Nebraska’s Age-Appropriate Online Design Code Act Becomes Operative Jan. 1, 2026

LB504’s operative date (Jan. 1) has arrived, with requirements spanning defaults, targeted ads, notifications, and certain engagement features for users the service knows are minors.

Nebraska’s Age-Appropriate Online Design Code Act (LB504) is now operative as of January 1, 2026, following its enactment in 2025. The slip law notes the bill was approved by the Governor on May 30, 2025, and includes an operative-date provision setting January 1, 2026 as the go-live date.

Nebraska Public Media also reported the law would take effect Jan. 1, describing restrictions aimed at how online services design experiences for minors.

What the law covers

LB504 applies to a defined set of “covered online services”—entities that meet specific thresholds, including (among other criteria) >$25M in annual gross revenue, processing personal data at scale, and deriving at least 50% of annual revenue from the sale or sharing of consumers’ personal data.

The duties primarily apply when a covered online service knows a user is a minor (the statute defines “minor” as under 18 and “covered minor” as a user the service knows to be a minor).

 

Key operational requirements that may affect subscription products

The statute is designed to influence product mechanics—not just disclosures.
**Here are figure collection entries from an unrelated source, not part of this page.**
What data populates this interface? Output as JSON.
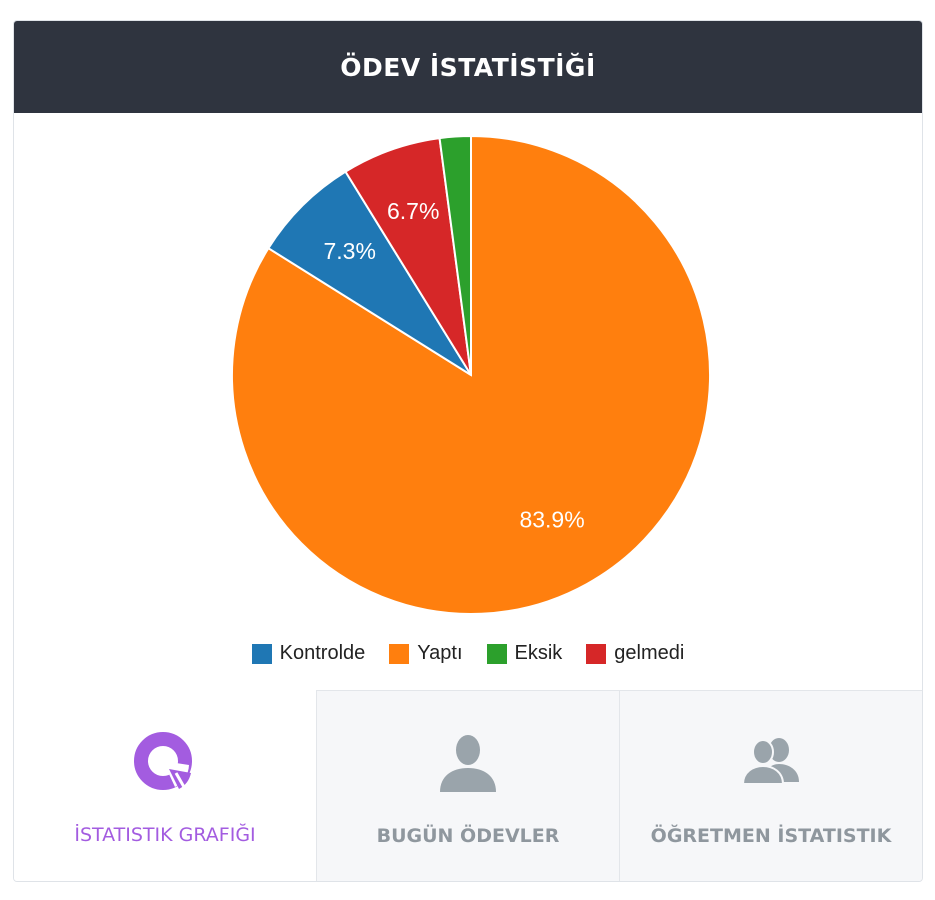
{
  "header": {
    "title": "ÖDEV İSTATİSTİĞİ"
  },
  "chart_data": {
    "type": "pie",
    "categories": [
      "Kontrolde",
      "Yaptı",
      "Eksik",
      "gelmedi"
    ],
    "values": [
      7.3,
      83.9,
      2.1,
      6.7
    ],
    "slice_order": [
      "Yaptı",
      "Kontrolde",
      "gelmedi",
      "Eksik"
    ],
    "slice_labels": [
      "83.9%",
      "7.3%",
      "6.7%",
      ""
    ],
    "colors": {
      "Kontrolde": "#1f77b4",
      "Yaptı": "#ff7f0e",
      "Eksik": "#2ca02c",
      "gelmedi": "#d62728"
    },
    "legend_position": "bottom"
  },
  "legend": {
    "items": [
      {
        "label": "Kontrolde",
        "color": "#1f77b4"
      },
      {
        "label": "Yaptı",
        "color": "#ff7f0e"
      },
      {
        "label": "Eksik",
        "color": "#2ca02c"
      },
      {
        "label": "gelmedi",
        "color": "#d62728"
      }
    ]
  },
  "tabs": [
    {
      "label": "İSTATISTIK GRAFIĞI",
      "icon": "pie-chart-icon",
      "active": true
    },
    {
      "label": "BUGÜN ÖDEVLER",
      "icon": "user-icon",
      "active": false
    },
    {
      "label": "ÖĞRETMEN İSTATISTIK",
      "icon": "users-icon",
      "active": false
    }
  ],
  "colors": {
    "header_bg": "#2f343f",
    "active_tab": "#a35ce0",
    "inactive_tab_text": "#8f979e",
    "inactive_icon": "#9aa4ab"
  }
}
Among the notable provisions:

  • “Covered design features” include mechanics such as infinite scroll, rewards/incentives for time spent, notifications/push alerts, in-game purchases, and appearance-altering filters.

  • Covered online services must provide minors tools to opt out of unnecessary design features, control recommendation systems (including a chronological feed opt-in), and set time-spent limits.

  • The law restricts push notifications to covered minors during certain windows: 10 p.m.–6 a.m., and 8 a.m.–4 p.m. on weekdays during the school year (local time zone).

  • Covered online services may not facilitate targeted advertising to covered minors and must follow data-minimization-style limits for minors’ data use.

  • The statute prohibits use of dark patterns to subvert or impair minors’ autonomy, decision-making, or choice.

Enforcement and penalties

LB504 states that violations constitute a deceptive trade practice under Nebraska’s Uniform Deceptive Trade Practices Act. However, the Attorney General may not initiate an action to recover a civil penalty until July 1, 2026. Beginning July 1, 2026, civil penalties can reach up to $50,000 per violation.

Why it matters

For subscription businesses with teen usage (or products that are plausibly minor-accessible), Nebraska’s law adds to the broader shift toward “safety/privacy by design” oversight—where regulators scrutinize engagement and recommendation mechanics, defaults, and prompts, not only privacy policies.

The law has also drawn national attention as part of the growing wave of state “design code” efforts focused on minors.

INSIDER TAKE

Even if a subscription business ultimately falls outside LB504’s “covered online service” thresholds, the law is still a useful read for operators because it shows exactly where state regulators are trying to move the goalposts: away from privacy-policy compliance and toward day-to-day product decisions that shape how minors experience onboarding, recommendations, prompts, and notifications. In other words, Nebraska is treating design choices—defaults, engagement mechanics, and personalization logic—as a compliance surface area.

  • Even for companies that may not meet LB504’s threshold definition of a “covered online service,” the statute’s focus on recommendations, nudges, notifications, and engagement features signals where regulators are heading next.

  • Enforcement posture matters: operative now, but civil-penalty actions delayed until July 1, 2026—a runway that sophisticated operators will use to align product governance and documentation before penalties are on the table.